Impetus to Legislation

Sec. 3344.1 was enacted in response to the Ninth U.S. Circuit Court of Appeals’s 1997 decision in Astaire v. Best Film & Video Corp. There, it was held that California Civil Code §990—enacted in 1984 to provide that the right of publicity is a property interest which is descendible—did not vest in the widow of Fred Astaire is cause of action based on the use of clips from two Astaire movies in a videotape.

The decision was based on an exemption in §990.

The 1999 legislation—the Astaire Celebrity Image Protection Act—increased protections for heirs and extended the period of protection after the celebrity’s death from 50 to 70 years. Sec. 990 was renumbered as §3344.1.

Sec. §3344 is the Celebrity Rights Act which provides protections to living persons.

The case is Pott v.

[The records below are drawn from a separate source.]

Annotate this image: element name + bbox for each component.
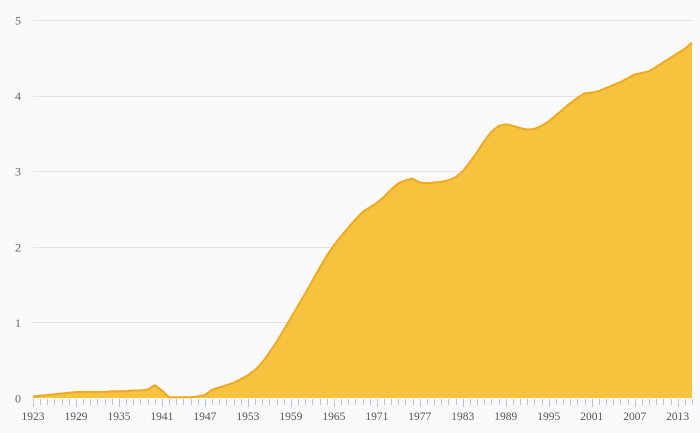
area-outline [32, 41, 693, 399]
x-axis-ticks [33, 399, 693, 407]
x-axis-labels: 1923 1929 1935 1941 1947 1953 1959 1965 1971 1977… [22, 411, 690, 423]
y-axis-tick-label: 2 [15, 240, 21, 254]
x-axis-tick-label: 2007 [623, 411, 646, 423]
area-series [32, 41, 693, 399]
x-axis-tick-label: 1977 [408, 411, 431, 423]
x-axis-tick-label: 1989 [494, 411, 517, 423]
area-fill [33, 42, 692, 399]
x-axis-tick-label: 1935 [107, 411, 130, 423]
x-axis-tick-label: 1941 [150, 411, 173, 423]
y-axis-tick-label: 1 [15, 316, 21, 330]
y-axis-labels: 0 1 2 3 4 5 [15, 14, 21, 406]
x-axis-tick-label: 1971 [365, 411, 388, 423]
x-axis-tick-label: 1965 [322, 411, 345, 423]
x-axis-tick-label: 2001 [580, 411, 603, 423]
x-axis-tick-label: 1995 [537, 411, 560, 423]
x-axis-tick-label: 1923 [22, 411, 45, 423]
x-axis-tick-label: 2013 [666, 411, 689, 423]
y-axis-tick-label: 5 [15, 14, 21, 28]
x-axis-tick-label: 1959 [279, 411, 302, 423]
x-axis-tick-label: 1947 [193, 411, 216, 423]
y-axis-tick-label: 4 [15, 89, 21, 103]
x-axis-tick-label: 1929 [64, 411, 87, 423]
x-axis-tick-label: 1953 [236, 411, 259, 423]
y-axis-tick-label: 3 [15, 165, 21, 179]
x-axis-tick-label: 1983 [451, 411, 474, 423]
y-axis-tick-label: 0 [15, 392, 21, 406]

Lazarin, 2020 S.O.S. 1477.

‘Audie’s Law’

The suicide of Audie Potts led to Audrie’s Law being enacted in 2014. SB 838 was portrayed as “a bill that increases penalties and decreases privacy protections for teens convicted of sex acts on someone who is passed out from drugs or alcohol or incapable of giving consent due to a disability.”

What it did was grant the public access to delinquency proceedings where youths are accused of such offenses and require those found to have committed them to participate in sex offender treatment programs.

Of the three boys who digitally penetrated the girl, wrote lewd messages on her body, photographed her and disseminated the photographs, two were incarcerated for 30 days and one for 45 days.

Lazarin’s film premiered at the Sundance Film Festival on Jan. 25, 2016, and was released by Netflix on Sept. 23, 2016.